We have not done sufficient validations with recent chemistries to have a perfect answer. First it is important to distinguish detection of a modification and identification of a modification. m5C, just as any modification to the DNA that causes a pause in the polymerase, can be detected given sufficient coverage. This is the first step of the pipeline (i.e. running the pipeline without the --identify parameter), this will detect a 'modified_base' within the region of the m5C (possibly +/- 1-2bp the pause isn't always on the modified base). The identification process takes all the modified bases over a particular confidence (Qmod) and tries to identify by comparison with a model, the model for TET-m5C has not been updated in a number of years, so it's unclear if it would even function for TET-m5C given current chemistries, it's unlikely it will give accurate identification of m5C. The m6A and m4C models are updated for current chemistries. My recommendation for m5C would be to run a control, use the pipeline (without identification) and set the Qmod cut and offset of your calls based on the control / known m5C modification. It is also worth pointing out that this detection is in reference space and only works if the position in the reference is heavily modified. If only a small percentage of the reads are modified then it isn't going to be detected. Also due to the model using sequence context in the calculation of deviation from the expected kinetics, it is important that the data does not have any variants w.r.t to the reference.

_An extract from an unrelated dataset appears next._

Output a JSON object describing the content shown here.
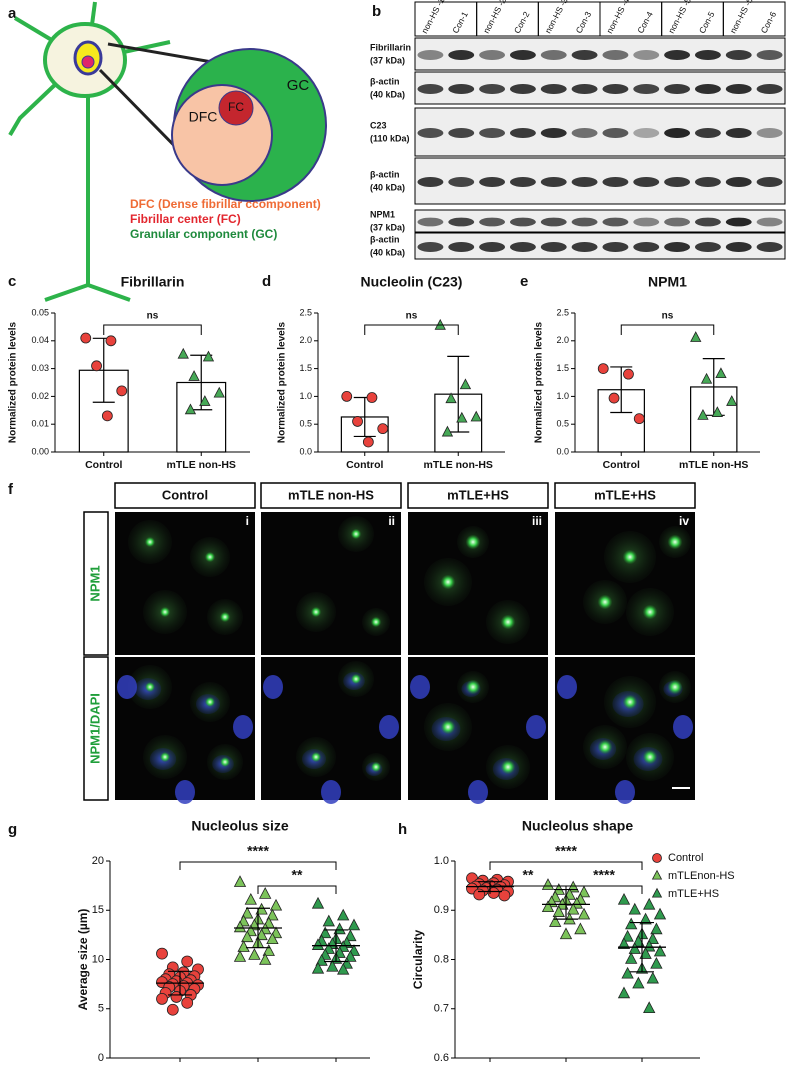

mdrishti commented 2 years ago

@rhallPB , thank you for this explanation (even though I am reading this in 2022). You mentioned "it is important that the data does not have any variants w.r.t to the reference." I am guessing that this statement is true for detecting any kind of modification. If that is the case, do you have any suggestion to compare the methylome of two genomes from two isolates of the same strain (one reference and one evolved)? One way could be to just evaluate the raw methylome of both genomes, but even for small-scale data (say-45 isolates against a reference), this will not be a sophisticated approach. Your insights regarding a probable solution to this problem would be very useful for me.